Girod Street Cemetery: The Protestant Graveyard They Paved Over
Girod Street Cemetery no longer exists. Demolished in 1957 to make way for a parking lot and eventually the Superdome complex, it was once one of the most significant cemeteries in New Orleans—the first dedicated Protestant burial ground in a city dominated by Catholic traditions. Its destruction is one of the great acts of historical vandalism in the city’s history, and a cautionary tale about what happens when commerce and development win out over memory.
History
Girod Street Cemetery was established in 1822 to provide a burial ground for the city’s growing Protestant population. In early New Orleans, the Catholic Church controlled the cemeteries, and Protestant residents—many of them Anglo-American newcomers who arrived after the Louisiana Purchase—had nowhere to bury their dead according to their own traditions. Girod Street solved this problem, offering a non-Catholic alternative in what was then the developing American sector of the city, near the present-day Superdome.
The Napoleon Legend
One of the most persistent legends surrounding Girod Street Cemetery involves Napoleon Bonaparte. According to the story, a group of New Orleans sympathizers plotted to rescue Napoleon from his exile on St. Helena and bring him to New Orleans. A house on Chartres Street was allegedly prepared for his arrival, and a tomb in Girod Street Cemetery was supposedly reserved for him should he die in the city. Napoleon never made it to New Orleans—he died on St.
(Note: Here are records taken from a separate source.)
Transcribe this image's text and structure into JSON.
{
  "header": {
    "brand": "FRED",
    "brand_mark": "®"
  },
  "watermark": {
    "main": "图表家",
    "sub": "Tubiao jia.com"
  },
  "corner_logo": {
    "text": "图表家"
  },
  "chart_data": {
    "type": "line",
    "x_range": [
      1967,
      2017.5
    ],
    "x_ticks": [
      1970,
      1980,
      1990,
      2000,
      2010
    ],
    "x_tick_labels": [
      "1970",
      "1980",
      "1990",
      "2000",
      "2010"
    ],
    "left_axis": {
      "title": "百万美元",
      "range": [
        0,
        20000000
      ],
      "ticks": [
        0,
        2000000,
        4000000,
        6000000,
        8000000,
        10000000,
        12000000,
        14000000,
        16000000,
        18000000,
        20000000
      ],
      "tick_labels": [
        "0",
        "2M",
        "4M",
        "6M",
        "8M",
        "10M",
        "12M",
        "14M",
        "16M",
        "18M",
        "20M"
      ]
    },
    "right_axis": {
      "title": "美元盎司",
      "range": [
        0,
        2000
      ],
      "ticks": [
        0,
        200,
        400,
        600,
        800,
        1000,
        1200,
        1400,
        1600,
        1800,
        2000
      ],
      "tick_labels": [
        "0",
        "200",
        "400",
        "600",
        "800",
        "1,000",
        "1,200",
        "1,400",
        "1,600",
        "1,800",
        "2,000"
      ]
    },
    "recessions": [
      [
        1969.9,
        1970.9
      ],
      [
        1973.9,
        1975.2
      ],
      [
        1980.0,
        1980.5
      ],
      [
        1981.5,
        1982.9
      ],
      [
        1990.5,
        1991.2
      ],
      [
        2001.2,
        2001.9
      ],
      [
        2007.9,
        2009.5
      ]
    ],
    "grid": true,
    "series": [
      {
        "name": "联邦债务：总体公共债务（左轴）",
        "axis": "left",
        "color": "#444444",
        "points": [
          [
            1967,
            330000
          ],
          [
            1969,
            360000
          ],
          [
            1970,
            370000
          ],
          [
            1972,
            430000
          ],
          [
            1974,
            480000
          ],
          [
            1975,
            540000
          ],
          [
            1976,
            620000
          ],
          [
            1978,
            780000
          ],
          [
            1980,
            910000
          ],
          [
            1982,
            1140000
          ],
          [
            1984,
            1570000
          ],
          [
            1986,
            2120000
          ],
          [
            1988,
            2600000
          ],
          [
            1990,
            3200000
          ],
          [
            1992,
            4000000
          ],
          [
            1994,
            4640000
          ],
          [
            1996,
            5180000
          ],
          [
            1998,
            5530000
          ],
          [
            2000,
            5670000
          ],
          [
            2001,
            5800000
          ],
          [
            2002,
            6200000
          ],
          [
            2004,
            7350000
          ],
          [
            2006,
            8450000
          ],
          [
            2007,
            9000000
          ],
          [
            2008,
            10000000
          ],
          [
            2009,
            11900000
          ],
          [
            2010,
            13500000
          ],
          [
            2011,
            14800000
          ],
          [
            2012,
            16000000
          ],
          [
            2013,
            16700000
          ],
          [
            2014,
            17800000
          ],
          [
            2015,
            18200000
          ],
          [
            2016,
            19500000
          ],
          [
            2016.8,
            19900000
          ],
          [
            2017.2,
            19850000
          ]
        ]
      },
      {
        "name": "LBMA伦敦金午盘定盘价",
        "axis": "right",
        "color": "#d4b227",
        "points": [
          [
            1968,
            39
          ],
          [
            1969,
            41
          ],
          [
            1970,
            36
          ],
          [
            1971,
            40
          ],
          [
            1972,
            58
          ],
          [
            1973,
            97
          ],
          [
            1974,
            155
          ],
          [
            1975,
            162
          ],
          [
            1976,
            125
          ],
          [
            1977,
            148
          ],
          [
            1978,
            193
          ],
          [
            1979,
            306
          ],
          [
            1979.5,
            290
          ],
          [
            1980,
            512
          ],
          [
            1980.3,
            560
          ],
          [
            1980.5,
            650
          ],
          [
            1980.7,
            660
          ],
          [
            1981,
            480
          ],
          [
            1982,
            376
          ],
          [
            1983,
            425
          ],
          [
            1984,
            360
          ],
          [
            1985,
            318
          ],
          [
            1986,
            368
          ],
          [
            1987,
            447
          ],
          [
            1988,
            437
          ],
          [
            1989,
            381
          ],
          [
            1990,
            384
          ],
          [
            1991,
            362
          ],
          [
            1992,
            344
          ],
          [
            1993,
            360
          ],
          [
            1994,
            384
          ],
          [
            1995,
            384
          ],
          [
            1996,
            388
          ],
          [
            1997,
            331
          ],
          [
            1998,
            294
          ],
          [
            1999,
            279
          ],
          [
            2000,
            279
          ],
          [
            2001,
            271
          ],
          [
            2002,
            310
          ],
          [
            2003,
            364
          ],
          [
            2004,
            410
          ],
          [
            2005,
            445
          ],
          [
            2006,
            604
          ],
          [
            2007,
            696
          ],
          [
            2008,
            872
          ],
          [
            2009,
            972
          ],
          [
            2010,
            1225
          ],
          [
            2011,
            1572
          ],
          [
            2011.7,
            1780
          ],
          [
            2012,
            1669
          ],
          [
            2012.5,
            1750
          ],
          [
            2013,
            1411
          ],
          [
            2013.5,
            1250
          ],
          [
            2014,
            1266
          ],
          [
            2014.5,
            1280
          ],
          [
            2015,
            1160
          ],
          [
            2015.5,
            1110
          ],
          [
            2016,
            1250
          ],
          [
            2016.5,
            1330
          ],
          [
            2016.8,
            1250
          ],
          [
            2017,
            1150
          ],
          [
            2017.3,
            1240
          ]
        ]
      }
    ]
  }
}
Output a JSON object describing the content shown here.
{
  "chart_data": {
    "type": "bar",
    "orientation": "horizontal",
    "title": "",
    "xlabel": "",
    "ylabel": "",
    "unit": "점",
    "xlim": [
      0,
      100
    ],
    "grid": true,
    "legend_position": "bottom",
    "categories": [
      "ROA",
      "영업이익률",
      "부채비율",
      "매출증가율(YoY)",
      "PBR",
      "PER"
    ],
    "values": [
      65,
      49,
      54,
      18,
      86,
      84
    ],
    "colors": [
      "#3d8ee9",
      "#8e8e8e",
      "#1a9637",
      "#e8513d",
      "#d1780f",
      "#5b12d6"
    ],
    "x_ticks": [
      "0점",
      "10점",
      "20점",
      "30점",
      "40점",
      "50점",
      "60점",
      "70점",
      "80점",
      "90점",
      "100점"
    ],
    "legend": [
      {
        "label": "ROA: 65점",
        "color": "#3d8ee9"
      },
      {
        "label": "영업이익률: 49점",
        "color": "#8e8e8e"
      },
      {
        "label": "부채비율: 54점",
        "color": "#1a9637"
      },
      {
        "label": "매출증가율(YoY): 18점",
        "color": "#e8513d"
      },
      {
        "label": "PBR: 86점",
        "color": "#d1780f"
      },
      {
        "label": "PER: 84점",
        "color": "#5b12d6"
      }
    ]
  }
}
Helena in 1821—but the legend has endured for two centuries, adding a layer of romantic intrigue to a cemetery that was otherwise fairly unremarkable.
Demolition
By the mid-twentieth century, Girod Street Cemetery had fallen into disrepair. The city, eager to develop the area around what would become the Superdome, ordered the cemetery demolished in 1957. The remains were supposed to be relocated, but the process was haphazard at best. Many graves were simply paved over. Construction workers building the Superdome and its parking facilities in the late 1960s and early 1970s reportedly encountered human remains in the soil—a grim reminder that the dead do not go quietly when their resting places are disturbed.
What Was Lost
The demolition of Girod Street Cemetery destroyed one of the few physical links to the early Protestant community in New Orleans—a community that built the American sector, developed the Garden District, and helped transform New Orleans from a Creole backwater into one of the most important cities in North America. The cemetery’s destruction also erased the graves of thousands of ordinary New Orleanians whose names and stories are now lost forever. Today, the site is part of the Superdome complex, and nothing marks the spot where the dead once lay. It is a parking lot, which in New Orleans feels like a particularly cruel fate.